Ochoa was born in Luarca (Asturias), Spain. His father was Severo Manuel Ochoa, (who he was named after), a lawyer and businessman,and his mother was Carmen de Albornoz.

His father died when Ochoa was seven, and he and his mother moved to Málaga, where he attended elementary school through high school.

Ochoa's interest in biology was stimulated by the publications of the Spanish neurologist and Nobel laureate Santiago Ramón y Cajal.

In 1923, he went to the University of Madrid Medical School, where he hoped to work with Cajal, but Cajal retired. He studied with father Pedro Arrupe, and Juan Negrín was his teacher.

Negrín encouraged Ochoa and another student, José Valdecasas, to isolate creatinine from urine. The two students succeeded and also developed a method to measure small levels of muscle creatinine.

Ochoa spent the summer of 1927 in Glasgow working with D. Noel Paton on creatine metabolism improving his English skills.

During the summer he refined the assay procedure further and upon returning to Spain he and Valdecasas submitted a paper describing the work to the Journal of Biological Chemistry, where it was rapidly accepted, marking the beginning of Ochoa's biochemistry career.

Ochoa completed his undergraduate medical degree in the summer of 1929 and developed an interest in going abroad to gain further research experience. His previous creatine and creatinine work led to an invitation to join Otto Meyerhof's laboratory at the Kaiser Wilhelm Institute for Biology in Berlin-Dahlem in 1929.

In 1930 Ochoa returned to Madrid to complete research for his MD thesis, which he defended that year, and minted a new MD in 1931.

Ochoa married Carmen García Cobián, he did not have any children.

He then began postdoctoral study at the London National Institute for Medical Research (NIMR), where he worked with Henry Hallett Dale. His London research involved the enzyme glyoxalase and was an important departure in Ochoa's career in two respects. First, the work marked the beginning of Ochoa's lifelong interest in enzymes. Second, the project was at the cutting edge of the rapidly evolving study of intermediary metabolism.

In 1933 the Ochoas returned to Madrid where he began to study glycolysis in heart muscle.

Within two years, he was offered the directorship of the Physiology Section in a newly created Institute for Medical Research at the University of Madrid Medical School. Unfortunately the appointment was made just as the Spanish Civil War erupted. Ochoa decided that trying to perform research in such an environment would destroy forever his "chances of becoming a scientist." Thus, "after much thought, my wife and I decided to leave Spain."

In September 1936 Severo and Carmen began what he later called the "wander years" as they traveled from Spain to Germany, to England, and ultimately to the United States within a span of four years.

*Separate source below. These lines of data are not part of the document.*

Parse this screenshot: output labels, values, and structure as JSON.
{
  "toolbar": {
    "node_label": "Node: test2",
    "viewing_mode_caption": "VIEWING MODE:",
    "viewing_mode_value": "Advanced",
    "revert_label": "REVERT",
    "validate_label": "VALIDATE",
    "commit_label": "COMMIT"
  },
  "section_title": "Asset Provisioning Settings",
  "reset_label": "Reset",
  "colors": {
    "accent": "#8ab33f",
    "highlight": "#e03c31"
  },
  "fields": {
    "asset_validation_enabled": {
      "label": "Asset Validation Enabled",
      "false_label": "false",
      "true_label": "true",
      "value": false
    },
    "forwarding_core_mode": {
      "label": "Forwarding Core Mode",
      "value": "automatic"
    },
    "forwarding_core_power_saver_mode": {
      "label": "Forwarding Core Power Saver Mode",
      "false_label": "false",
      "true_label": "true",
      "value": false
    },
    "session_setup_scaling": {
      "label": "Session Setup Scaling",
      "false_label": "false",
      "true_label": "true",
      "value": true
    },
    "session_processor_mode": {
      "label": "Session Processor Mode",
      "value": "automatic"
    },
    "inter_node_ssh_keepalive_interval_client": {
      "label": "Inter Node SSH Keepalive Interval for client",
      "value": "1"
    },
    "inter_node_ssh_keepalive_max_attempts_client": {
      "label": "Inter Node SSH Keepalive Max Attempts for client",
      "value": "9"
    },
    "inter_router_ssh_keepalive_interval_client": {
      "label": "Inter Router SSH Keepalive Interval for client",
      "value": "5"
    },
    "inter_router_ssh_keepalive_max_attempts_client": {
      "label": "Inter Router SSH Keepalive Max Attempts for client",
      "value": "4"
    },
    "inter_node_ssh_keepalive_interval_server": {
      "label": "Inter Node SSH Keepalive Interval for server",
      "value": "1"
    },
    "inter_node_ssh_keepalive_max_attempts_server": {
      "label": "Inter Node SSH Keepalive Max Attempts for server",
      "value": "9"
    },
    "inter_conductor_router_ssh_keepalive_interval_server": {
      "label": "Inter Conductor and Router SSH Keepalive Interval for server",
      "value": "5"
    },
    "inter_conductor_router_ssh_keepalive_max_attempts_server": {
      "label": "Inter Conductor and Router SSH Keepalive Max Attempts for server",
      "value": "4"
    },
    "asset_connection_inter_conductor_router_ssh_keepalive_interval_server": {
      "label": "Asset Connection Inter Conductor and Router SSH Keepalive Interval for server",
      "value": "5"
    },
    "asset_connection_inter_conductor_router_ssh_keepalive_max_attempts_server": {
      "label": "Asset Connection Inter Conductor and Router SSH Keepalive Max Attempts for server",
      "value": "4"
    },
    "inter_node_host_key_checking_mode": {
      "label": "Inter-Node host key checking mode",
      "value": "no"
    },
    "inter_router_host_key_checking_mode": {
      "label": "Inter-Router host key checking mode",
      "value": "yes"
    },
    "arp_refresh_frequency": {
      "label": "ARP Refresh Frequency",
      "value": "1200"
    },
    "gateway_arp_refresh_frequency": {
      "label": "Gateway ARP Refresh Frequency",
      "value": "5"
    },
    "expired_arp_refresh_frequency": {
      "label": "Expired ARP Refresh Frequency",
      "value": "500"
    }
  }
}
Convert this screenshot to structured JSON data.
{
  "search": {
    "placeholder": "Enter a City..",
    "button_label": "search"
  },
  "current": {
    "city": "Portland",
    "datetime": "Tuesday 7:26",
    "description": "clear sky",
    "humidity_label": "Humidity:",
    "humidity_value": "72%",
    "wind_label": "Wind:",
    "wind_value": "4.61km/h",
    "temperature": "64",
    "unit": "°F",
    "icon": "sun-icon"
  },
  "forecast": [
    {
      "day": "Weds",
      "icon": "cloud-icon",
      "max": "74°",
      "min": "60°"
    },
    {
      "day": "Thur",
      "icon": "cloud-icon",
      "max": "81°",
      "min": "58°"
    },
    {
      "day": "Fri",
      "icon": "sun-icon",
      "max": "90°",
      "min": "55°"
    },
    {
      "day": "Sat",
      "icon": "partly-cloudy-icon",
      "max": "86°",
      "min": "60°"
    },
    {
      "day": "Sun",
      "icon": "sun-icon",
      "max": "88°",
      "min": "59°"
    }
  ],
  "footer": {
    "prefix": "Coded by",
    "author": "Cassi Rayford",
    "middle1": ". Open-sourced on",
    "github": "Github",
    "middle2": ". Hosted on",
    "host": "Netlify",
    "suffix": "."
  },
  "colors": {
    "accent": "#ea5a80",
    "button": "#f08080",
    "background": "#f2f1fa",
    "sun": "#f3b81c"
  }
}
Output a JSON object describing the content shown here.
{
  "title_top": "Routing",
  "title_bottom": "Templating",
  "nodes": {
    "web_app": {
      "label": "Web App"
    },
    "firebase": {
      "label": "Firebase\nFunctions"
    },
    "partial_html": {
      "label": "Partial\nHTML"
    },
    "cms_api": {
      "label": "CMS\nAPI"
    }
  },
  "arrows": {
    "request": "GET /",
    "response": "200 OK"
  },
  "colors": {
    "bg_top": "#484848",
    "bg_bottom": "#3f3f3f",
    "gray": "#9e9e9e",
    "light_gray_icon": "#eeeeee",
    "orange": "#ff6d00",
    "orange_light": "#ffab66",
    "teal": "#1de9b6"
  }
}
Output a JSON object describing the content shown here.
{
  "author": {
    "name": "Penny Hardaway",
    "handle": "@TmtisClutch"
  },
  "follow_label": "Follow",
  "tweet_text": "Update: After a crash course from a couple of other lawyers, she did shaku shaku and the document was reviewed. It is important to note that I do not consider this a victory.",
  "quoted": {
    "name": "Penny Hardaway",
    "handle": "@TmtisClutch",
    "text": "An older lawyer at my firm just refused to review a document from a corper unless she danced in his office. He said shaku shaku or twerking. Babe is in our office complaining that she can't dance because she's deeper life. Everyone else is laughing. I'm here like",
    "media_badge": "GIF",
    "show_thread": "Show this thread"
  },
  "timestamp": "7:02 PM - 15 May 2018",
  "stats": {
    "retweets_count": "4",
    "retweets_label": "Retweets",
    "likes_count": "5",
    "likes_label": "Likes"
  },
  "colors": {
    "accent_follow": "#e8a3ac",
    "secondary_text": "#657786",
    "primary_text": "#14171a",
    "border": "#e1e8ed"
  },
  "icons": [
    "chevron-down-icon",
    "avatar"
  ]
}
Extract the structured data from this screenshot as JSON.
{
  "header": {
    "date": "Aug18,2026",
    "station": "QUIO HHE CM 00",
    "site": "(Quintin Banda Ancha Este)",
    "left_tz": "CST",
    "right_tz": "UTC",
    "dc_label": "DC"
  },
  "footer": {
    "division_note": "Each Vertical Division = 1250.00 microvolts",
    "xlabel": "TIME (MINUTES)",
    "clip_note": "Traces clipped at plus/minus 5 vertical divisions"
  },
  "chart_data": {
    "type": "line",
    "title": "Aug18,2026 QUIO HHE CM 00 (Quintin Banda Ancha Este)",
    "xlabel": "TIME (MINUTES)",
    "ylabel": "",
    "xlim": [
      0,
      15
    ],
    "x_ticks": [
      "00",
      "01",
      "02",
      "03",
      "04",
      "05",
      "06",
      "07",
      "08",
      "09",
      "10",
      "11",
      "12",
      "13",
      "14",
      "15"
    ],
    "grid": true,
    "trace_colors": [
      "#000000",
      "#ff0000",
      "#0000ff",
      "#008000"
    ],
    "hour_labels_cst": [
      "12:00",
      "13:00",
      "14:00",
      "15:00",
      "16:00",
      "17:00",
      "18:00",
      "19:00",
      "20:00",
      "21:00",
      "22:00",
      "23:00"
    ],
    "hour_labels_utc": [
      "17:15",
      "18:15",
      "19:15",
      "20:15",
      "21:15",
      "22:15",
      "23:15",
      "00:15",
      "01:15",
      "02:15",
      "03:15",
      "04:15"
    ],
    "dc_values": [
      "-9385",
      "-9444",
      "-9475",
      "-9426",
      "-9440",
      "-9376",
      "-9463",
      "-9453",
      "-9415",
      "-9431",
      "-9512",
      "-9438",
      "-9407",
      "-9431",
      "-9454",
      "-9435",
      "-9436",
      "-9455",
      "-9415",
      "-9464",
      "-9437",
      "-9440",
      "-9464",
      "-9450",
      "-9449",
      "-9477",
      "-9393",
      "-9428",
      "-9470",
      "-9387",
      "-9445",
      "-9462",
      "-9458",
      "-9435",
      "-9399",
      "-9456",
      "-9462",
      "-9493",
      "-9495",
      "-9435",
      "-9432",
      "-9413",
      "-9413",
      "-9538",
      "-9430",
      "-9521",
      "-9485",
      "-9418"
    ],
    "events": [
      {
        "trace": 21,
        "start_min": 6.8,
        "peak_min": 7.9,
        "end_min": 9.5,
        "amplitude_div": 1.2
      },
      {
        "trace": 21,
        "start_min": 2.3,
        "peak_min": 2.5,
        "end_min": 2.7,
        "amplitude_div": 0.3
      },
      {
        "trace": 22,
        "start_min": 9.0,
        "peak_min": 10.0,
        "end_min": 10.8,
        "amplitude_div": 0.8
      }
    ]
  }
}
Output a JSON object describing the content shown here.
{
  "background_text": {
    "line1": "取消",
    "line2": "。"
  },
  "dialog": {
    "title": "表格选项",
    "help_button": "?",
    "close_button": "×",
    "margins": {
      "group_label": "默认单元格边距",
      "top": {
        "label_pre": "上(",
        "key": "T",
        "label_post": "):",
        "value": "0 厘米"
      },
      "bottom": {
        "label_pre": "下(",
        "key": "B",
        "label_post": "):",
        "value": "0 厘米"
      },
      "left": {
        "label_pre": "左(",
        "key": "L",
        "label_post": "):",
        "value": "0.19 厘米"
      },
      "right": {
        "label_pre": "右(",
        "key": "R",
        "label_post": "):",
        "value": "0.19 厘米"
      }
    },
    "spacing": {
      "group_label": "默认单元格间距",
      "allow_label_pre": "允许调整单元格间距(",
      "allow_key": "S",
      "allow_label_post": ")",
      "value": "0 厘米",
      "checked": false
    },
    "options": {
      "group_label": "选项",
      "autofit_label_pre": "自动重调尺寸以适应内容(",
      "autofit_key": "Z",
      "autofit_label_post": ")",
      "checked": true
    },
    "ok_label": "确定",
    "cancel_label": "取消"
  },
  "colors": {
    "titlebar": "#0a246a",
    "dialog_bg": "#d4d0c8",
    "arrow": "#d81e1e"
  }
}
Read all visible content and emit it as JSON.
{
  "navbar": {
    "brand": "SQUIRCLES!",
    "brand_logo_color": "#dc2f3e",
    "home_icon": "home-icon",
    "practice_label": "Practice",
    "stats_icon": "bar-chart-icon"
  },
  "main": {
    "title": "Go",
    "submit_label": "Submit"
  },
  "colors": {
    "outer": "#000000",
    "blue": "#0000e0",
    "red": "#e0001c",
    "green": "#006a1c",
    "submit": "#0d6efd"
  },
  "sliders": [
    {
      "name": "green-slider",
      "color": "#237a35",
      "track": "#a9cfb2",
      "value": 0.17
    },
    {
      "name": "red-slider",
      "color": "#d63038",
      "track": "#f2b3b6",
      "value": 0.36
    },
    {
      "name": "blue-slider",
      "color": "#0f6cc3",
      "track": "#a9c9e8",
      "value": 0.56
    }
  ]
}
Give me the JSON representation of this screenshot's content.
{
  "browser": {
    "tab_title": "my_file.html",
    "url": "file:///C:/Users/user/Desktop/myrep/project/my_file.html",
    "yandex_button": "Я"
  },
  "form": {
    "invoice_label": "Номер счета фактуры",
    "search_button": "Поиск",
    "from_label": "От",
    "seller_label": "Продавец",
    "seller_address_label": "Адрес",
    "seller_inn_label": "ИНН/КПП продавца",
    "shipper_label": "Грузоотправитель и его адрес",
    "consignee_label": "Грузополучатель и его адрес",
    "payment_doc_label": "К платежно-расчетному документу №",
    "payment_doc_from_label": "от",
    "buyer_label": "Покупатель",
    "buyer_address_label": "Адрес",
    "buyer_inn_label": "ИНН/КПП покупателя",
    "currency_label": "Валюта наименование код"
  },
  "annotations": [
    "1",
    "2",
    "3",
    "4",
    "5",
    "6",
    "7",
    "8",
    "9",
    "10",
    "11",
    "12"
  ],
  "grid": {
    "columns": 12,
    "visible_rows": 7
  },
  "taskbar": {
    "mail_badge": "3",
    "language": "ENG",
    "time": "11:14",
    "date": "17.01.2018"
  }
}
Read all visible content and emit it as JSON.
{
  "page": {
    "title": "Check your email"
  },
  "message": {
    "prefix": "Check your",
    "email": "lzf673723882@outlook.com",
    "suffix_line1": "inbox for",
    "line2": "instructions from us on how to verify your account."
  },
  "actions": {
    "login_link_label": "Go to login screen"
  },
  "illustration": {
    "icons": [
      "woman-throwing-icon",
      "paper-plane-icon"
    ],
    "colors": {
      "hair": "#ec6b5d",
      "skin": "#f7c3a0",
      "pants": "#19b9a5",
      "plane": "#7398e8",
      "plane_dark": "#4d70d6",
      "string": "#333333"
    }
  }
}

Ochoa left Spain and returned to Meyerhof's Kaiser Wilhelm Institute for Biology now relocated in Heidelberg, where Ochoa found a profoundly changed research focus. By 1936 Meyerhof's laboratory had become one of the world's foremost biochemical facilities focused on processes such as glycolysis and fermentation. Rather than studying muscles "twitch," the lab was now purifying and characterizing the enzymes involved in muscle action but were involved in yeast fermentation.

From 1938 until 1941 he was Demonstrator and Nuffield Research Assistant Ocho at the University of Oxford.

Ochoa then went to the United States, where he again held many positions at several universities. Between 1940 and 1942, Ochoa worked for the Faculty of Medicine of Washington University in St. Louis.

In 1942 he was appointed Research Associate in Medicine at the New York University School of Medicine and there subsequently became Assistant Professor of Biochemistry (1945), Professor of Pharmacology (1946), Professor of Biochemistry (1954), and Chairman of the Department of Biochemistry.

In 1959, Ochoa and Arthur Kornberg were awarded the Nobel Prize for Physiology or Medicine "for their discovery of the mechanisms in the biological synthesis of ribonucleic acid and deoxyribonucleic acid".

Ochoa received the U.S. National Medal of Science in 1978.

Ochoa continued research on protein synthesis and replication of RNA viruses until 1985, when he returned to Spain and gave advice to Spanish science policy authorities.

Severo Ochoa died in Madrid, Spain on 1 November 1993.